There are emerging studies using machine learning to evaluate mortality risk of COVID-19. Random forest model12 and survival tree analysis14 were ultilized in several database investigation, and these methods found out significant indicators for predicting the outcome of COVID-1954. Extreme gradient boosting technique and neural network55were then used to further improve the prediction model established before11. However, these models were mainly generated by machine, so they failed to reveal the interaction of indicators and explain why these indicators could affect mortality. Different from these previous studies, we utilized two machine learning methods: AP Clustering and Apriori Algorithm. Before machine learning, we set the threshold from the clinicians’ perspective, then association rule mining was applied to recognize similar association between indicators and outcome. In this way, sample error could be minimized and the interpretability could be maximized.

Conclusions

The current study has effectively summarized the medical characteristics of the patients and has identified seven distinct groups at different risk of mortality. Healthcare providers should heighten their awareness of features such as age, CRP, lymphocyte and neutrophil levels, albumin, D-dimer, hemoglobin, and comorbidities. Clinicians can identify individuals and implement tailored treatment strategies, ultimately facilitating reducing the incidence of severe COVID-19 cases and overall mortality.

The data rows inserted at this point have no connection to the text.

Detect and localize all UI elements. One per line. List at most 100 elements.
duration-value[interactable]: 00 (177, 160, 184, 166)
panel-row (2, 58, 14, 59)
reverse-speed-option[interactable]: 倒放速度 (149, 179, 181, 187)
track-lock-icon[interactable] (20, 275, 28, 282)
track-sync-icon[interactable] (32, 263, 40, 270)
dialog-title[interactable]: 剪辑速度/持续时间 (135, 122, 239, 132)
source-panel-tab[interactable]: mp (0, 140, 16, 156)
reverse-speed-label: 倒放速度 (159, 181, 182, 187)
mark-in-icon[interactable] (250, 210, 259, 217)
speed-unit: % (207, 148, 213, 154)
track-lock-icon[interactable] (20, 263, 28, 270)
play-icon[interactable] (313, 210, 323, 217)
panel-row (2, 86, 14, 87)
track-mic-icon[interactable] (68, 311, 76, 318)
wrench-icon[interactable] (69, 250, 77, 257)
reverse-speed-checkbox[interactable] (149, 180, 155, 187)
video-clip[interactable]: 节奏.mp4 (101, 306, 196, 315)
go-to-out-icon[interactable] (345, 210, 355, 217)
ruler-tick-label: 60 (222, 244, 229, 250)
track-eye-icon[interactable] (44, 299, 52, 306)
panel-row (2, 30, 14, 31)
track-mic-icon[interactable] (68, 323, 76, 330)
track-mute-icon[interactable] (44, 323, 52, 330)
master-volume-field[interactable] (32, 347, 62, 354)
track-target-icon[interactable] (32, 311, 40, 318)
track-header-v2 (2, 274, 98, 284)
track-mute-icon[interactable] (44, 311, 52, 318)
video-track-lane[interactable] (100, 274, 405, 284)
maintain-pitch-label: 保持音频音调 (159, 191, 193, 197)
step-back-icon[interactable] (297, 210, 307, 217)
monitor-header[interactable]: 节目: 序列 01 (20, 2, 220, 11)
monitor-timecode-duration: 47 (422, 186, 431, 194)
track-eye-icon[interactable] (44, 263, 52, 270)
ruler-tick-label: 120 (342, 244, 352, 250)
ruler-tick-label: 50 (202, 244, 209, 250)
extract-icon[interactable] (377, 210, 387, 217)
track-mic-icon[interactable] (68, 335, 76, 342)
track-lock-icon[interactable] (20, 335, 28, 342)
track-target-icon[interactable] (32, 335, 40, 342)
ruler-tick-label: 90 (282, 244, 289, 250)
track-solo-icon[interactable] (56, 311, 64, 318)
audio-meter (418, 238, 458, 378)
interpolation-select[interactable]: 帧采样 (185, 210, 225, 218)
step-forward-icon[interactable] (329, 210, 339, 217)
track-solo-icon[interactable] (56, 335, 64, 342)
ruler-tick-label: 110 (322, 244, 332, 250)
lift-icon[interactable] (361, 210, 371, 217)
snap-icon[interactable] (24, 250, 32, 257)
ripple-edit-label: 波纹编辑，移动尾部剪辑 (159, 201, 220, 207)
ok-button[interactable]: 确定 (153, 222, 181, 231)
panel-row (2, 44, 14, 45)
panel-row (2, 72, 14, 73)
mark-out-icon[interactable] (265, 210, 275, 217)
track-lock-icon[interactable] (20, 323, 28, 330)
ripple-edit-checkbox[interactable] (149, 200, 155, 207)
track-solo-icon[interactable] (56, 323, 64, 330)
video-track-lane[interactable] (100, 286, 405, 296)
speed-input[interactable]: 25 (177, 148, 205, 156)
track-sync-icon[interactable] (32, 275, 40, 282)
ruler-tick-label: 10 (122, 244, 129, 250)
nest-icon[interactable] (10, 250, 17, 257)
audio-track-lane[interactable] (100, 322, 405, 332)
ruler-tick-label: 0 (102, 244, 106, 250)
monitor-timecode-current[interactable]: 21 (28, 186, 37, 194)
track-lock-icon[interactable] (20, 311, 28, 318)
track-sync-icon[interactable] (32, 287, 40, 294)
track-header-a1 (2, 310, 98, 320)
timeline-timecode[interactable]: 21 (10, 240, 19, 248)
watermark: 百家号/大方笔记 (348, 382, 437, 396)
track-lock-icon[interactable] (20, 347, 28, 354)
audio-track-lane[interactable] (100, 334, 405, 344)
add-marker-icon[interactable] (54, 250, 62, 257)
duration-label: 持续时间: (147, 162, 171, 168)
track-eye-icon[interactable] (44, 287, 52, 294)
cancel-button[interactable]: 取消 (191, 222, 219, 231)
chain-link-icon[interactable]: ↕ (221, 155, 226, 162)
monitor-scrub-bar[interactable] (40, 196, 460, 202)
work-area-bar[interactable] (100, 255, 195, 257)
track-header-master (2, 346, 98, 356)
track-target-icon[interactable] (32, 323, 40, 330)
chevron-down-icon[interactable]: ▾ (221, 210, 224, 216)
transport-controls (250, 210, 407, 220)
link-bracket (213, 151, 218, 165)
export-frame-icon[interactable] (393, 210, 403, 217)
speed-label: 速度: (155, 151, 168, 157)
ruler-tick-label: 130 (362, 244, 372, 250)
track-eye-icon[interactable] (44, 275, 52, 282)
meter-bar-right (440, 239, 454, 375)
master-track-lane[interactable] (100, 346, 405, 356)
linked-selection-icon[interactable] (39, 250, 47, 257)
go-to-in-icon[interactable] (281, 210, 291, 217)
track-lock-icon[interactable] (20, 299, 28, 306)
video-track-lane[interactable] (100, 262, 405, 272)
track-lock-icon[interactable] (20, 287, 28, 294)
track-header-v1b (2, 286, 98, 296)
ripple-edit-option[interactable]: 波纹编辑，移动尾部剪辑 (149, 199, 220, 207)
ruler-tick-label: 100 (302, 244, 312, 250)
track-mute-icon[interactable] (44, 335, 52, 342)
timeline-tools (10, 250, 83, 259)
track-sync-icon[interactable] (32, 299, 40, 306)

Advantages and limitations

Advantages: For parameters selection, we used AP clustering and significance analysis rather than LASSO and survival tree analysis. Patients were clustered into different groups with various mortality rates, and then we investigated which indicators contributed the differences in mortality rates. This method is more reliable than directly using results from models. Then, we further explored how the combinations of indicators interactively influenced mortality rates. We set thresholds for indicators based on medical standards and used the association rule analysis algorithm, Apriori, to discover which abnormal combinations of indicators significantly affected mortality rates. Compared to methods such as XGBoost and random forest models, which derive results based on thresholds determined by the model, our approach is better at reducing biases and improving interpretability.

Limitations: It is worth noting that the majority of our patients originated from the middle area of China. This might introduce certain demographic disparities and statistical biases into our analysis. Meanwhile, limited by the sample size, group 7 requires large cohort studies or retrospective investigation to be verified.